China is stepping up enforcement of its import controls on semiconductors, including Nvidia’s (NASDAQ:NVDA) AI chips, with customs officers conducting stringent checks at all major ports, three people with knowledge of the matter told the Financial Times.
The inspections initially aimed to ensure that local companies don’t order Nvidia’s (NASDAQ:NVDA) chips tailored for the Chinese market – H20 and RTX Pro 6000D. China’s internet regulator last month directed local firms to stop buying these chips and cancel existing orders.
But customs inspections were recently extended to all advanced semiconductor products, a source told FT, to better target smuggling of high-end U.S. chips.
Some customs officials are looking into whether companies made false declarations about advanced semiconductor imports in the past. At least $1B worth of Nvidia’s (NASDAQ:NVDA) top AI chips were smuggled and sold in China in the three months from May, FT reported in July.

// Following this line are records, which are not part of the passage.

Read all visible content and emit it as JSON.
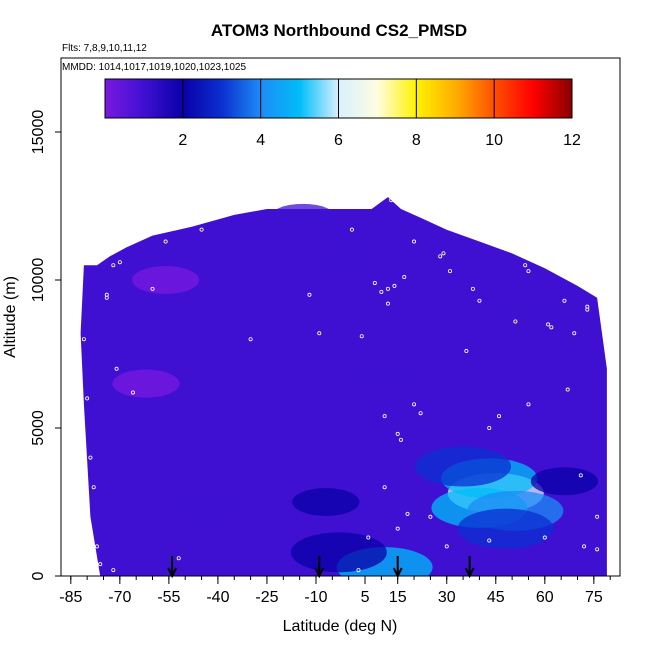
{
  "chart_data": {
    "type": "heatmap",
    "title": "ATOM3 Northbound CS2_PMSD",
    "flights_label": "Flts: 7,8,9,10,11,12",
    "dates_label": "MMDD: 1014,1017,1019,1020,1023,1025",
    "xlabel": "Latitude (deg N)",
    "ylabel": "Altitude (m)",
    "xlim": [
      -88,
      83
    ],
    "ylim": [
      0,
      17500
    ],
    "x_ticks": [
      -85,
      -70,
      -55,
      -40,
      -25,
      -10,
      5,
      15,
      30,
      45,
      60,
      75
    ],
    "x_tick_labels": [
      "-85",
      "-70",
      "-55",
      "-40",
      "-25",
      "-10",
      "5",
      "15",
      "30",
      "45",
      "60",
      "75"
    ],
    "x_minor_step": 5,
    "y_ticks": [
      0,
      5000,
      10000,
      15000
    ],
    "y_tick_labels": [
      "0",
      "5000",
      "10000",
      "15000"
    ],
    "colorbar": {
      "min": 0,
      "max": 12,
      "ticks": [
        2,
        4,
        6,
        8,
        10,
        12
      ],
      "tick_labels": [
        "2",
        "4",
        "6",
        "8",
        "10",
        "12"
      ],
      "palette": [
        "#7a18e0",
        "#3f10d2",
        "#0a00a8",
        "#0b2fd0",
        "#1c8cf6",
        "#00bdf8",
        "#d8f0ff",
        "#fffde0",
        "#fff200",
        "#ffae00",
        "#ff5000",
        "#ff0000",
        "#8a0000"
      ]
    },
    "profile_top": [
      [
        -81,
        10500
      ],
      [
        -77,
        10500
      ],
      [
        -73,
        10800
      ],
      [
        -68,
        11100
      ],
      [
        -60,
        11500
      ],
      [
        -48,
        11800
      ],
      [
        -35,
        12200
      ],
      [
        -25,
        12400
      ],
      [
        7,
        12400
      ],
      [
        12,
        12800
      ],
      [
        16,
        12400
      ],
      [
        22,
        12100
      ],
      [
        30,
        11700
      ],
      [
        40,
        11300
      ],
      [
        50,
        10900
      ],
      [
        60,
        10400
      ],
      [
        70,
        9800
      ],
      [
        76,
        9400
      ],
      [
        79,
        7000
      ],
      [
        79,
        0
      ]
    ],
    "profile_bottom": [
      [
        79,
        0
      ],
      [
        -76,
        0
      ],
      [
        -79,
        2000
      ],
      [
        -81,
        5800
      ],
      [
        -82,
        8200
      ],
      [
        -81,
        10500
      ]
    ],
    "anomalies": [
      {
        "lat": -62,
        "alt": 6500,
        "value": 0.3
      },
      {
        "lat": -44,
        "alt": 2300,
        "value": 0.5
      },
      {
        "lat": -56,
        "alt": 10000,
        "value": 0.4
      },
      {
        "lat": 1,
        "alt": 10800,
        "value": 0.6
      },
      {
        "lat": 55,
        "alt": 9000,
        "value": 0.5
      },
      {
        "lat": -14,
        "alt": 12100,
        "value": 0.6
      },
      {
        "lat": 11,
        "alt": 6800,
        "value": 0.5
      },
      {
        "lat": 45,
        "alt": 2800,
        "value": 6.2
      },
      {
        "lat": 43,
        "alt": 3300,
        "value": 4.8
      },
      {
        "lat": 40,
        "alt": 2300,
        "value": 4.5
      },
      {
        "lat": 51,
        "alt": 2200,
        "value": 4.2
      },
      {
        "lat": 35,
        "alt": 3700,
        "value": 3.4
      },
      {
        "lat": 48,
        "alt": 1600,
        "value": 3.0
      },
      {
        "lat": 11,
        "alt": 300,
        "value": 4.6
      },
      {
        "lat": -7,
        "alt": 2500,
        "value": 2.0
      },
      {
        "lat": -3,
        "alt": 800,
        "value": 2.3
      },
      {
        "lat": 66,
        "alt": 3200,
        "value": 1.6
      }
    ],
    "samples": [
      [
        -81,
        8000
      ],
      [
        -80,
        6000
      ],
      [
        -79,
        4000
      ],
      [
        -78,
        3000
      ],
      [
        -77,
        1000
      ],
      [
        -76,
        400
      ],
      [
        -74,
        9500
      ],
      [
        -72,
        10500
      ],
      [
        -71,
        7000
      ],
      [
        -70,
        10600
      ],
      [
        -66,
        6200
      ],
      [
        -60,
        9700
      ],
      [
        -56,
        11300
      ],
      [
        -52,
        600
      ],
      [
        -45,
        11700
      ],
      [
        -30,
        8000
      ],
      [
        -12,
        9500
      ],
      [
        -9,
        8200
      ],
      [
        1,
        11700
      ],
      [
        4,
        8100
      ],
      [
        8,
        9900
      ],
      [
        10,
        9600
      ],
      [
        11,
        5400
      ],
      [
        11,
        3000
      ],
      [
        12,
        9700
      ],
      [
        12,
        9200
      ],
      [
        14,
        9800
      ],
      [
        15,
        4800
      ],
      [
        16,
        4600
      ],
      [
        17,
        10100
      ],
      [
        20,
        5800
      ],
      [
        22,
        5500
      ],
      [
        25,
        2000
      ],
      [
        28,
        10800
      ],
      [
        29,
        10900
      ],
      [
        31,
        10300
      ],
      [
        35,
        12100
      ],
      [
        36,
        7600
      ],
      [
        38,
        9700
      ],
      [
        40,
        9300
      ],
      [
        41,
        11800
      ],
      [
        43,
        5000
      ],
      [
        46,
        5400
      ],
      [
        51,
        8600
      ],
      [
        54,
        10500
      ],
      [
        55,
        10300
      ],
      [
        55,
        5800
      ],
      [
        61,
        8500
      ],
      [
        62,
        8400
      ],
      [
        66,
        9300
      ],
      [
        67,
        6300
      ],
      [
        69,
        8200
      ],
      [
        71,
        3400
      ],
      [
        73,
        9100
      ],
      [
        73,
        9000
      ],
      [
        76,
        2000
      ],
      [
        76,
        900
      ],
      [
        6,
        1300
      ],
      [
        15,
        1600
      ],
      [
        30,
        1000
      ],
      [
        43,
        1200
      ],
      [
        60,
        1300
      ],
      [
        72,
        1000
      ],
      [
        18,
        2100
      ],
      [
        -74,
        9400
      ],
      [
        -83,
        1200
      ],
      [
        -72,
        200
      ],
      [
        3,
        200
      ],
      [
        13,
        12700
      ],
      [
        20,
        11300
      ]
    ],
    "arrows_lat": [
      -54,
      -9,
      15,
      37
    ]
  }
}
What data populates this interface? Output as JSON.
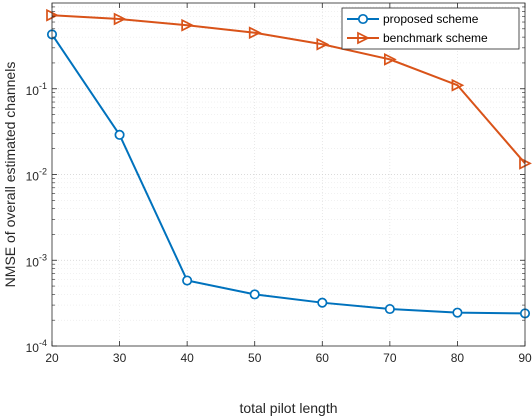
{
  "chart_data": {
    "type": "line",
    "xlabel": "total pilot length",
    "ylabel": "NMSE of overall estimated channels",
    "xlim": [
      20,
      90
    ],
    "ylim": [
      0.0001,
      1
    ],
    "yscale": "log",
    "grid": true,
    "legend_position": "top-right",
    "x_ticks": [
      "20",
      "30",
      "40",
      "50",
      "60",
      "70",
      "80",
      "90"
    ],
    "y_ticks": [
      {
        "base": "10",
        "exp": "-4"
      },
      {
        "base": "10",
        "exp": "-3"
      },
      {
        "base": "10",
        "exp": "-2"
      },
      {
        "base": "10",
        "exp": "-1"
      }
    ],
    "x": [
      20,
      30,
      40,
      50,
      60,
      70,
      80,
      90
    ],
    "series": [
      {
        "name": "proposed scheme",
        "color": "#0072bd",
        "marker": "circle",
        "values": [
          0.43,
          0.029,
          0.00058,
          0.0004,
          0.00032,
          0.00027,
          0.000245,
          0.00024
        ]
      },
      {
        "name": "benchmark scheme",
        "color": "#d95319",
        "marker": "triangle-right",
        "values": [
          0.72,
          0.65,
          0.55,
          0.45,
          0.33,
          0.22,
          0.11,
          0.0135
        ]
      }
    ]
  }
}
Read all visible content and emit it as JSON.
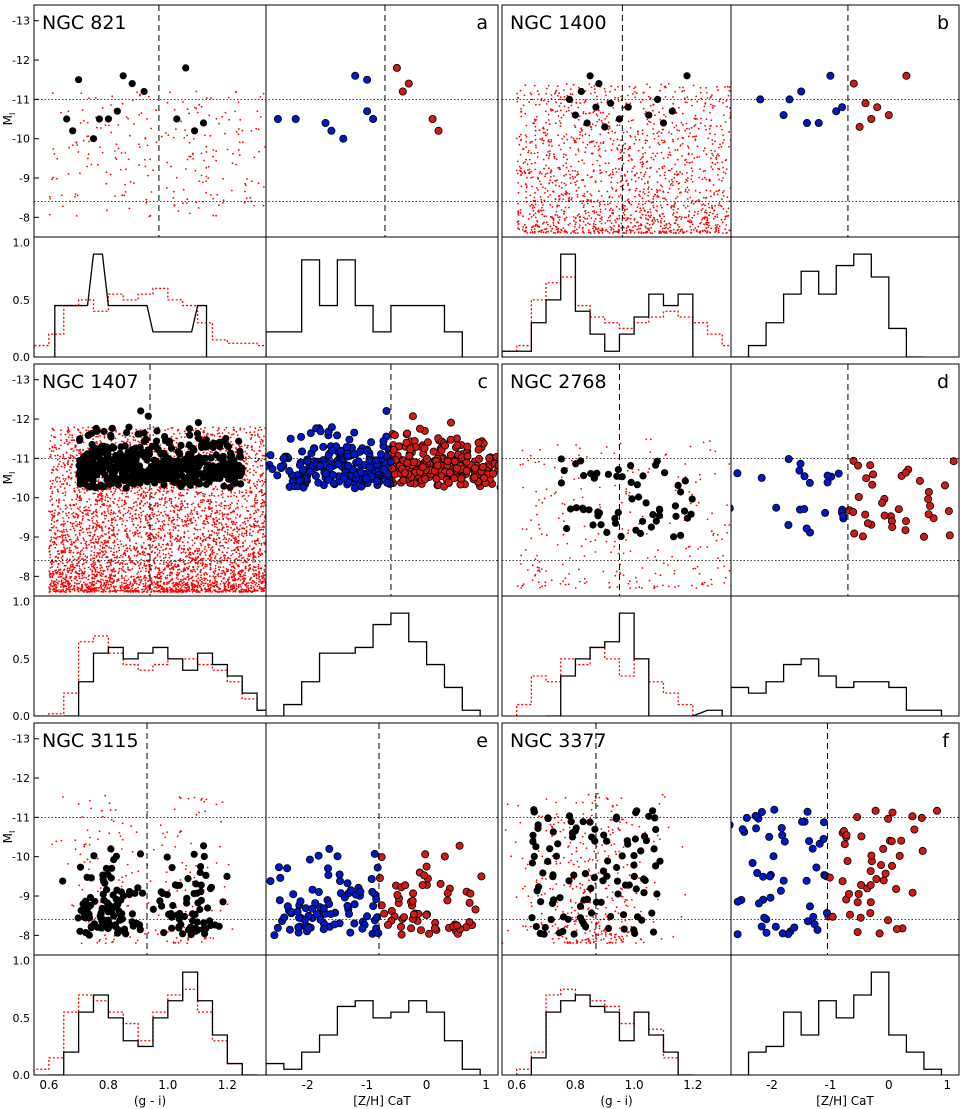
{
  "figure": {
    "type": "multi-panel color-magnitude diagrams with histograms",
    "ylabel": "M",
    "ylabel_sub": "I",
    "xlabel_color": "(g - i)",
    "xlabel_metal": "[Z/H] CaT",
    "hist_yticks": [
      "0.0",
      "0.5",
      "1.0"
    ],
    "cmd_yticks": [
      "-13",
      "-12",
      "-11",
      "-10",
      "-9",
      "-8"
    ],
    "color_xticks": [
      "0.6",
      "0.8",
      "1.0",
      "1.2"
    ],
    "metal_xticks": [
      "-2",
      "-1",
      "0",
      "1"
    ],
    "colors": {
      "black": "#000000",
      "red": "#ff0000",
      "blue": "#0019c8",
      "dotred": "#ff0000",
      "metalred": "#d11a14"
    }
  },
  "chart_data": [
    {
      "type": "scatter",
      "title": "NGC 821",
      "letter": "a",
      "color_range": [
        0.55,
        1.33
      ],
      "metal_range": [
        -2.7,
        1.2
      ],
      "mag_range": [
        -7.5,
        -13.4
      ],
      "dotted_lines_mag": [
        -11.0,
        -8.4
      ],
      "dashed_color": 0.97,
      "dashed_metal": -0.7,
      "clusters": [
        {
          "gi": 0.66,
          "mag": -10.5,
          "z": -2.2
        },
        {
          "gi": 0.68,
          "mag": -10.2,
          "z": -1.6
        },
        {
          "gi": 0.7,
          "mag": -11.5,
          "z": -1.0
        },
        {
          "gi": 0.75,
          "mag": -10.0,
          "z": -1.4
        },
        {
          "gi": 0.77,
          "mag": -10.5,
          "z": -2.5
        },
        {
          "gi": 0.8,
          "mag": -10.5,
          "z": -0.9
        },
        {
          "gi": 0.83,
          "mag": -10.7,
          "z": -1.0
        },
        {
          "gi": 0.85,
          "mag": -11.6,
          "z": -1.2
        },
        {
          "gi": 0.88,
          "mag": -11.4,
          "z": -0.3
        },
        {
          "gi": 0.92,
          "mag": -11.2,
          "z": -0.4
        },
        {
          "gi": 1.03,
          "mag": -10.5,
          "z": 0.1
        },
        {
          "gi": 1.06,
          "mag": -11.8,
          "z": -0.5
        },
        {
          "gi": 1.09,
          "mag": -10.2,
          "z": 0.2
        },
        {
          "gi": 1.12,
          "mag": -10.4,
          "z": -1.7
        }
      ],
      "hist_color_solid": [
        [
          0.62,
          0.45
        ],
        [
          0.65,
          0.45
        ],
        [
          0.7,
          0.45
        ],
        [
          0.75,
          0.9
        ],
        [
          0.8,
          0.45
        ],
        [
          0.85,
          0.45
        ],
        [
          0.9,
          0.45
        ],
        [
          0.95,
          0.22
        ],
        [
          1.0,
          0.22
        ],
        [
          1.05,
          0.22
        ],
        [
          1.1,
          0.45
        ]
      ],
      "hist_color_dotted": [
        [
          0.55,
          0.1
        ],
        [
          0.6,
          0.2
        ],
        [
          0.65,
          0.45
        ],
        [
          0.7,
          0.5
        ],
        [
          0.75,
          0.4
        ],
        [
          0.8,
          0.55
        ],
        [
          0.85,
          0.5
        ],
        [
          0.9,
          0.55
        ],
        [
          0.95,
          0.6
        ],
        [
          1.0,
          0.5
        ],
        [
          1.05,
          0.45
        ],
        [
          1.1,
          0.3
        ],
        [
          1.15,
          0.15
        ],
        [
          1.2,
          0.12
        ],
        [
          1.25,
          0.12
        ],
        [
          1.3,
          0.1
        ]
      ],
      "hist_metal": [
        [
          -2.7,
          0.22
        ],
        [
          -2.4,
          0.22
        ],
        [
          -2.1,
          0.85
        ],
        [
          -1.8,
          0.45
        ],
        [
          -1.5,
          0.85
        ],
        [
          -1.2,
          0.45
        ],
        [
          -0.9,
          0.22
        ],
        [
          -0.6,
          0.45
        ],
        [
          -0.3,
          0.45
        ],
        [
          0.0,
          0.45
        ],
        [
          0.3,
          0.22
        ]
      ]
    },
    {
      "type": "scatter",
      "title": "NGC 1400",
      "letter": "b",
      "color_range": [
        0.55,
        1.33
      ],
      "metal_range": [
        -2.7,
        1.2
      ],
      "mag_range": [
        -7.5,
        -13.4
      ],
      "dotted_lines_mag": [
        -11.0,
        -8.4
      ],
      "dashed_color": 0.96,
      "dashed_metal": -0.7,
      "clusters": [
        {
          "gi": 0.78,
          "mag": -11.0,
          "z": -2.2
        },
        {
          "gi": 0.8,
          "mag": -10.6,
          "z": -1.8
        },
        {
          "gi": 0.82,
          "mag": -11.2,
          "z": -1.5
        },
        {
          "gi": 0.84,
          "mag": -10.4,
          "z": -1.2
        },
        {
          "gi": 0.85,
          "mag": -11.6,
          "z": -1.0
        },
        {
          "gi": 0.87,
          "mag": -10.8,
          "z": -0.8
        },
        {
          "gi": 0.88,
          "mag": -11.4,
          "z": -0.6
        },
        {
          "gi": 0.9,
          "mag": -10.3,
          "z": -0.5
        },
        {
          "gi": 0.92,
          "mag": -10.9,
          "z": -0.4
        },
        {
          "gi": 0.95,
          "mag": -10.5,
          "z": -0.3
        },
        {
          "gi": 0.98,
          "mag": -10.8,
          "z": -0.2
        },
        {
          "gi": 1.05,
          "mag": -10.6,
          "z": 0.0
        },
        {
          "gi": 1.08,
          "mag": -11.0,
          "z": -1.7
        },
        {
          "gi": 1.1,
          "mag": -10.4,
          "z": -1.4
        },
        {
          "gi": 1.13,
          "mag": -10.7,
          "z": -0.9
        },
        {
          "gi": 1.18,
          "mag": -11.6,
          "z": 0.3
        }
      ],
      "hist_color_solid": [
        [
          0.55,
          0.05
        ],
        [
          0.6,
          0.05
        ],
        [
          0.65,
          0.3
        ],
        [
          0.7,
          0.5
        ],
        [
          0.75,
          0.9
        ],
        [
          0.8,
          0.4
        ],
        [
          0.85,
          0.2
        ],
        [
          0.9,
          0.05
        ],
        [
          0.95,
          0.2
        ],
        [
          1.0,
          0.35
        ],
        [
          1.05,
          0.55
        ],
        [
          1.1,
          0.45
        ],
        [
          1.15,
          0.55
        ]
      ],
      "hist_color_dotted": [
        [
          0.55,
          0.05
        ],
        [
          0.6,
          0.1
        ],
        [
          0.65,
          0.5
        ],
        [
          0.7,
          0.65
        ],
        [
          0.75,
          0.7
        ],
        [
          0.8,
          0.45
        ],
        [
          0.85,
          0.35
        ],
        [
          0.9,
          0.3
        ],
        [
          0.95,
          0.25
        ],
        [
          1.0,
          0.3
        ],
        [
          1.05,
          0.35
        ],
        [
          1.1,
          0.4
        ],
        [
          1.15,
          0.35
        ],
        [
          1.2,
          0.3
        ],
        [
          1.25,
          0.2
        ],
        [
          1.3,
          0.1
        ]
      ],
      "hist_metal": [
        [
          -2.7,
          0.0
        ],
        [
          -2.4,
          0.1
        ],
        [
          -2.1,
          0.3
        ],
        [
          -1.8,
          0.55
        ],
        [
          -1.5,
          0.75
        ],
        [
          -1.2,
          0.55
        ],
        [
          -0.9,
          0.8
        ],
        [
          -0.6,
          0.9
        ],
        [
          -0.3,
          0.7
        ],
        [
          0.0,
          0.25
        ],
        [
          0.3,
          0.0
        ]
      ]
    },
    {
      "type": "scatter",
      "title": "NGC 1407",
      "letter": "c",
      "color_range": [
        0.55,
        1.33
      ],
      "metal_range": [
        -2.7,
        1.2
      ],
      "mag_range": [
        -7.5,
        -13.4
      ],
      "dotted_lines_mag": [
        -11.0,
        -8.4
      ],
      "dashed_color": 0.94,
      "dashed_metal": -0.6,
      "clusters": [],
      "hist_color_solid": [
        [
          0.65,
          0.0
        ],
        [
          0.7,
          0.3
        ],
        [
          0.75,
          0.55
        ],
        [
          0.8,
          0.6
        ],
        [
          0.85,
          0.5
        ],
        [
          0.9,
          0.55
        ],
        [
          0.95,
          0.6
        ],
        [
          1.0,
          0.5
        ],
        [
          1.05,
          0.4
        ],
        [
          1.1,
          0.55
        ],
        [
          1.15,
          0.45
        ],
        [
          1.2,
          0.35
        ],
        [
          1.25,
          0.2
        ],
        [
          1.3,
          0.05
        ]
      ],
      "hist_color_dotted": [
        [
          0.55,
          0.0
        ],
        [
          0.6,
          0.02
        ],
        [
          0.65,
          0.2
        ],
        [
          0.7,
          0.65
        ],
        [
          0.75,
          0.7
        ],
        [
          0.8,
          0.55
        ],
        [
          0.85,
          0.45
        ],
        [
          0.9,
          0.4
        ],
        [
          0.95,
          0.45
        ],
        [
          1.0,
          0.5
        ],
        [
          1.05,
          0.5
        ],
        [
          1.1,
          0.45
        ],
        [
          1.15,
          0.4
        ],
        [
          1.2,
          0.3
        ],
        [
          1.25,
          0.15
        ],
        [
          1.3,
          0.05
        ]
      ],
      "hist_metal": [
        [
          -2.7,
          0.0
        ],
        [
          -2.4,
          0.1
        ],
        [
          -2.1,
          0.3
        ],
        [
          -1.8,
          0.55
        ],
        [
          -1.5,
          0.55
        ],
        [
          -1.2,
          0.6
        ],
        [
          -0.9,
          0.8
        ],
        [
          -0.6,
          0.9
        ],
        [
          -0.3,
          0.65
        ],
        [
          0.0,
          0.45
        ],
        [
          0.3,
          0.25
        ],
        [
          0.6,
          0.05
        ]
      ]
    },
    {
      "type": "scatter",
      "title": "NGC 2768",
      "letter": "d",
      "color_range": [
        0.55,
        1.33
      ],
      "metal_range": [
        -2.7,
        1.2
      ],
      "mag_range": [
        -7.5,
        -13.4
      ],
      "dotted_lines_mag": [
        -11.0,
        -8.4
      ],
      "dashed_color": 0.95,
      "dashed_metal": -0.7,
      "clusters": [],
      "hist_color_solid": [
        [
          0.7,
          0.0
        ],
        [
          0.75,
          0.35
        ],
        [
          0.8,
          0.5
        ],
        [
          0.85,
          0.6
        ],
        [
          0.9,
          0.65
        ],
        [
          0.95,
          0.9
        ],
        [
          1.0,
          0.5
        ],
        [
          1.05,
          0.0
        ],
        [
          1.1,
          0.0
        ],
        [
          1.15,
          0.0
        ],
        [
          1.25,
          0.05
        ]
      ],
      "hist_color_dotted": [
        [
          0.6,
          0.1
        ],
        [
          0.65,
          0.35
        ],
        [
          0.7,
          0.3
        ],
        [
          0.75,
          0.5
        ],
        [
          0.8,
          0.45
        ],
        [
          0.85,
          0.6
        ],
        [
          0.9,
          0.5
        ],
        [
          0.95,
          0.35
        ],
        [
          1.0,
          0.5
        ],
        [
          1.05,
          0.3
        ],
        [
          1.1,
          0.2
        ],
        [
          1.15,
          0.1
        ]
      ],
      "hist_metal": [
        [
          -2.7,
          0.25
        ],
        [
          -2.4,
          0.2
        ],
        [
          -2.1,
          0.3
        ],
        [
          -1.8,
          0.45
        ],
        [
          -1.5,
          0.5
        ],
        [
          -1.2,
          0.35
        ],
        [
          -0.9,
          0.25
        ],
        [
          -0.6,
          0.3
        ],
        [
          -0.3,
          0.3
        ],
        [
          0.0,
          0.25
        ],
        [
          0.3,
          0.05
        ],
        [
          0.6,
          0.05
        ]
      ]
    },
    {
      "type": "scatter",
      "title": "NGC 3115",
      "letter": "e",
      "color_range": [
        0.55,
        1.33
      ],
      "metal_range": [
        -2.7,
        1.2
      ],
      "mag_range": [
        -7.5,
        -13.4
      ],
      "dotted_lines_mag": [
        -11.0,
        -8.4
      ],
      "dashed_color": 0.93,
      "dashed_metal": -0.8,
      "clusters": [],
      "hist_color_solid": [
        [
          0.6,
          0.0
        ],
        [
          0.65,
          0.2
        ],
        [
          0.7,
          0.55
        ],
        [
          0.75,
          0.7
        ],
        [
          0.8,
          0.5
        ],
        [
          0.85,
          0.3
        ],
        [
          0.9,
          0.25
        ],
        [
          0.95,
          0.5
        ],
        [
          1.0,
          0.65
        ],
        [
          1.05,
          0.9
        ],
        [
          1.1,
          0.65
        ],
        [
          1.15,
          0.35
        ],
        [
          1.2,
          0.1
        ],
        [
          1.25,
          0.0
        ]
      ],
      "hist_color_dotted": [
        [
          0.55,
          0.05
        ],
        [
          0.6,
          0.15
        ],
        [
          0.65,
          0.55
        ],
        [
          0.7,
          0.7
        ],
        [
          0.75,
          0.65
        ],
        [
          0.8,
          0.55
        ],
        [
          0.85,
          0.45
        ],
        [
          0.9,
          0.3
        ],
        [
          0.95,
          0.55
        ],
        [
          1.0,
          0.7
        ],
        [
          1.05,
          0.75
        ],
        [
          1.1,
          0.55
        ],
        [
          1.15,
          0.3
        ],
        [
          1.2,
          0.1
        ],
        [
          1.25,
          0.0
        ]
      ],
      "hist_metal": [
        [
          -2.7,
          0.1
        ],
        [
          -2.4,
          0.05
        ],
        [
          -2.1,
          0.2
        ],
        [
          -1.8,
          0.35
        ],
        [
          -1.5,
          0.6
        ],
        [
          -1.2,
          0.65
        ],
        [
          -0.9,
          0.5
        ],
        [
          -0.6,
          0.55
        ],
        [
          -0.3,
          0.65
        ],
        [
          0.0,
          0.55
        ],
        [
          0.3,
          0.3
        ],
        [
          0.6,
          0.05
        ]
      ]
    },
    {
      "type": "scatter",
      "title": "NGC 3377",
      "letter": "f",
      "color_range": [
        0.55,
        1.33
      ],
      "metal_range": [
        -2.7,
        1.2
      ],
      "mag_range": [
        -7.5,
        -13.4
      ],
      "dotted_lines_mag": [
        -11.0,
        -8.4
      ],
      "dashed_color": 0.87,
      "dashed_metal": -1.05,
      "clusters": [],
      "hist_color_solid": [
        [
          0.6,
          0.0
        ],
        [
          0.65,
          0.15
        ],
        [
          0.7,
          0.55
        ],
        [
          0.75,
          0.65
        ],
        [
          0.8,
          0.7
        ],
        [
          0.85,
          0.6
        ],
        [
          0.9,
          0.55
        ],
        [
          0.95,
          0.3
        ],
        [
          1.0,
          0.55
        ],
        [
          1.05,
          0.35
        ],
        [
          1.1,
          0.2
        ],
        [
          1.15,
          0.0
        ]
      ],
      "hist_color_dotted": [
        [
          0.6,
          0.05
        ],
        [
          0.65,
          0.2
        ],
        [
          0.7,
          0.7
        ],
        [
          0.75,
          0.75
        ],
        [
          0.8,
          0.7
        ],
        [
          0.85,
          0.65
        ],
        [
          0.9,
          0.6
        ],
        [
          0.95,
          0.45
        ],
        [
          1.0,
          0.55
        ],
        [
          1.05,
          0.4
        ],
        [
          1.1,
          0.15
        ],
        [
          1.15,
          0.0
        ]
      ],
      "hist_metal": [
        [
          -2.7,
          0.0
        ],
        [
          -2.4,
          0.2
        ],
        [
          -2.1,
          0.25
        ],
        [
          -1.8,
          0.55
        ],
        [
          -1.5,
          0.35
        ],
        [
          -1.2,
          0.65
        ],
        [
          -0.9,
          0.5
        ],
        [
          -0.6,
          0.7
        ],
        [
          -0.3,
          0.9
        ],
        [
          0.0,
          0.35
        ],
        [
          0.3,
          0.2
        ],
        [
          0.6,
          0.05
        ]
      ]
    }
  ]
}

The more stringent checks signal Beijing’s resolve to ensure Chinese companies end their dependence on American technology. Senior officials also believe local chips have reached performance standards that compare with Nvidia’s (NVDA) China-specific chips.
Nvidia’s (NVDA) H20 chip sales totaled $4.6B in Q1, but recorded no shipments in Q2 and did not include H20 sales in its Q3 outlook. “If geopolitical issues reside, we should ship $2B-$5B in H20 revenue in Q3,” CFO Colette Kress said in a recent earnings call.